Not quite a hot fix, but fas1/fas2 are currently configured to keep core dumps to aid in debugging recent 500s.
The list of change is:
Created /etc/httpd/conf.d/coredump.conf containing "CoreDumpDirectory /tmp" Edited /etc/profile to not limit core dump sizes: {{{ --- /etc/profile.back 2009-07-10 13:36:53.000000000 +0000 +++ /etc/profile 2009-07-10 13:37:48.000000000 +0000 @@ -27,7 +27,8 @@ fi
# No core files by default -ulimit -S -c 0 > /dev/null 2>&1 +#ulimit -S -c 0 > /dev/null 2>&1 +ulimit -c unlimited > /dev/null 2>&1
if [ -x /usr/bin/id ]; then USER="id -un" }}} Added DAEMON_COREFILE_LIMIT='unlimited' to the end of /etc/sysconfig/init Ran echo 2 > /proc/sys/fs/suid_dumpable (will go away on reboot)
id -un
Most of this apart from the apache config was following the steps at http://kbase.redhat.com/faq/docs/DOC-5353.

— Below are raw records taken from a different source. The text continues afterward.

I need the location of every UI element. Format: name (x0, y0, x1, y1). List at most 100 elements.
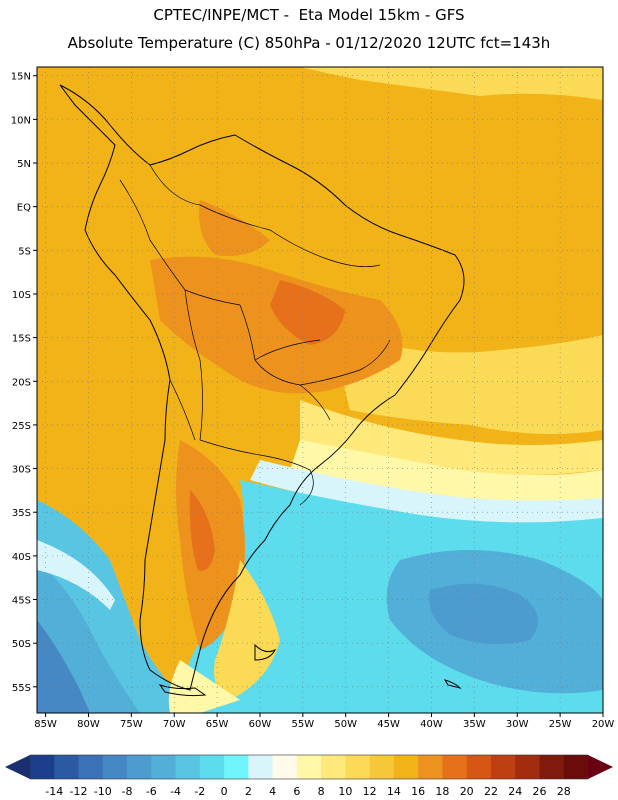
lon-tick-label: 75W (120, 719, 143, 730)
field-warm-amazon (199, 200, 270, 256)
lat-tick-label: EQ (17, 203, 31, 214)
colorbar-label: -10 (94, 785, 112, 798)
colorbar-label: -2 (194, 785, 205, 798)
tierra-del-fuego-outline (158, 684, 207, 697)
lon-tick-label: 20W (592, 719, 615, 730)
colorbar-label: -12 (70, 785, 88, 798)
lat-tick-label: 20S (12, 377, 31, 388)
colorbar-box (272, 755, 298, 779)
colorbar-label: 24 (508, 785, 522, 798)
field-arg-hot (189, 490, 215, 571)
colorbar-label: 0 (221, 785, 228, 798)
colorbar-box (175, 755, 201, 779)
lat-tick-label: 50S (12, 639, 31, 650)
lon-tick-label: 60W (249, 719, 272, 730)
country-borders (119, 164, 391, 506)
field-warm-interior (150, 256, 403, 394)
colorbar-label: 6 (293, 785, 300, 798)
lon-tick-label: 50W (334, 719, 357, 730)
colorbar-right-arrow (588, 755, 613, 779)
lon-tick-label: 30W (506, 719, 529, 730)
lat-tick-label: 55S (12, 683, 31, 694)
plot-frame (36, 66, 604, 714)
lat-tick-label: 40S (12, 552, 31, 563)
colorbar-label: 8 (318, 785, 325, 798)
colorbar-box (393, 755, 419, 779)
lon-tick-label: 35W (463, 719, 486, 730)
field-coast-yellow (214, 560, 280, 700)
lon-tick-label: 80W (77, 719, 100, 730)
field-hot-core (270, 280, 345, 345)
colorbar-box (345, 755, 371, 779)
colorbar-left-arrow (5, 755, 30, 779)
colorbar-label: 26 (532, 785, 546, 798)
lon-tick-label: 65W (206, 719, 229, 730)
lat-tick-label: 35S (12, 508, 31, 519)
colorbar-box (30, 755, 55, 779)
colorbar-box (418, 755, 443, 779)
colorbar-label: 28 (557, 785, 571, 798)
lon-tick-label: 45W (377, 719, 400, 730)
field-cold-core (429, 583, 538, 644)
colorbar-label: 4 (269, 785, 276, 798)
colorbar-box (369, 755, 395, 779)
colorbar-label: 12 (363, 785, 377, 798)
lat-tick-label: 30S (12, 465, 31, 476)
lat-tick-label: 15N (11, 72, 31, 83)
colorbar-label: -4 (170, 785, 181, 798)
south-america-outline (59, 84, 465, 691)
colorbar-box (515, 755, 540, 779)
temperature-field (37, 67, 603, 713)
colorbar-box (321, 755, 346, 779)
colorbar-box (78, 755, 104, 779)
chart-subtitle: Absolute Temperature (C) 850hPa - 01/12/… (67, 34, 551, 52)
colorbar-box (563, 755, 589, 779)
lat-axis-labels: 15N 10N 5N EQ 5S 10S 15S 20S 25S 30S 35S 40S 45S 50S 5… (11, 72, 37, 694)
lon-tick-label: 70W (163, 719, 186, 730)
lon-tick-label: 55W (292, 719, 315, 730)
coastlines (59, 84, 465, 697)
lat-tick-label: 10S (12, 290, 31, 301)
lon-tick-label: 25W (549, 719, 572, 730)
colorbar-box (539, 755, 565, 779)
colorbar-label: 10 (338, 785, 352, 798)
falklands-outline (254, 643, 277, 661)
colorbar-box (248, 755, 274, 779)
field-pale-cyan (250, 460, 603, 524)
colorbar-box (54, 755, 80, 779)
colorbar-label: 14 (387, 785, 401, 798)
colorbar-label: -14 (45, 785, 63, 798)
lat-tick-label: 10N (11, 115, 31, 126)
field-pacific-coldest (37, 620, 90, 713)
lon-tick-label: 40W (420, 719, 443, 730)
colorbar-label: 18 (435, 785, 449, 798)
colorbar-label: 16 (411, 785, 425, 798)
colorbar-label: -6 (146, 785, 157, 798)
colorbar-label: 22 (484, 785, 498, 798)
colorbar-label: 20 (460, 785, 474, 798)
south-georgia-outline (443, 679, 462, 689)
lon-axis-labels: 85W 80W 75W 70W 65W 60W 55W 50W 45W 40W 35W 30W 25W 2… (34, 713, 614, 730)
colorbar-box (199, 755, 225, 779)
colorbar: -14 -12 -10 -8 -6 -4 -2 0 2 4 6 8 10 12 14 16 18 20 22 24 26… (5, 754, 613, 798)
colorbar-box (102, 755, 128, 779)
colorbar-box (296, 755, 322, 779)
temperature-map: 85W 80W 75W 70W 65W 60W 55W 50W 45W 40W 35W 30W 25W 2… (11, 66, 614, 730)
field-north-warm (300, 67, 603, 100)
colorbar-label: -8 (122, 785, 133, 798)
colorbar-box (151, 755, 177, 779)
lat-tick-label: 5N (17, 159, 31, 170)
lat-tick-label: 25S (12, 421, 31, 432)
field-pale-yellow (290, 440, 603, 502)
colorbar-labels: -14 -12 -10 -8 -6 -4 -2 0 2 4 6 8 10 12 14 16 18 20 22 24 26… (45, 785, 570, 798)
field-pacific-pale (37, 540, 115, 610)
colorbar-boxes (29, 754, 589, 780)
colorbar-box (442, 755, 468, 779)
lat-tick-label: 45S (12, 596, 31, 607)
colorbar-box (490, 755, 516, 779)
colorbar-box (466, 755, 492, 779)
field-south-tip (168, 660, 240, 713)
lon-tick-label: 85W (34, 719, 57, 730)
chart-title: CPTEC/INPE/MCT - Eta Model 15km - GFS (153, 6, 465, 24)
lat-tick-label: 5S (18, 246, 31, 257)
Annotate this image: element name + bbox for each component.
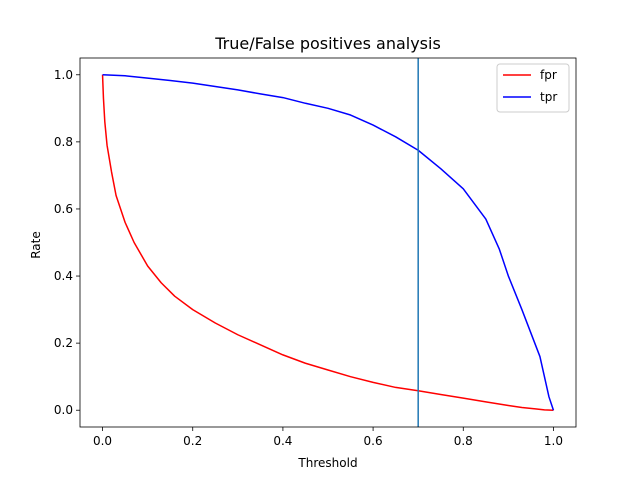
x-tick-label: 0.6 [364, 434, 383, 448]
y-axis: 0.0 0.2 0.4 0.6 0.8 1.0 [54, 68, 80, 417]
x-tick-label: 0.8 [454, 434, 473, 448]
y-tick-label: 0.4 [54, 269, 73, 283]
series-line-fpr [101, 74, 554, 411]
x-axis-label: Threshold [297, 456, 357, 470]
legend: fpr tpr [496, 63, 570, 113]
x-axis: 0.0 0.2 0.4 0.6 0.8 1.0 [93, 427, 563, 448]
plot-area [79, 57, 577, 428]
chart-title: True/False positives analysis [214, 34, 441, 53]
x-tick-label: 0.2 [183, 434, 202, 448]
x-tick-label: 0.4 [273, 434, 292, 448]
y-tick-label: 1.0 [54, 68, 73, 82]
x-tick-label: 1.0 [544, 434, 563, 448]
series-line-tpr [102, 74, 555, 411]
y-tick-label: 0.8 [54, 135, 73, 149]
legend-label-fpr: fpr [540, 68, 557, 82]
y-axis-label: Rate [29, 231, 43, 259]
y-tick-label: 0.0 [54, 403, 73, 417]
y-tick-label: 0.6 [54, 202, 73, 216]
axes-frame [79, 57, 577, 428]
legend-label-tpr: tpr [540, 90, 557, 104]
y-tick-label: 0.2 [54, 336, 73, 350]
legend-box [496, 63, 570, 113]
x-tick-label: 0.0 [93, 434, 112, 448]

Oops, I forgot to mention that this also involved temporarily setting SELinux to permissive on fas1/fas2.
Just did the following on fas1/fas2:
{{{ rm /etc/httpd/conf.d/coredump.conf mv /etc/profile.back /etc/profile remove last line from /etc/sysconfig/init echo 0 > /proc/sys/fs/suid_dumpable /etc/init.d/httpd restart setenforce 1 }}}
so everything is back to normal now. We got some good core dumps and backtraces out of this.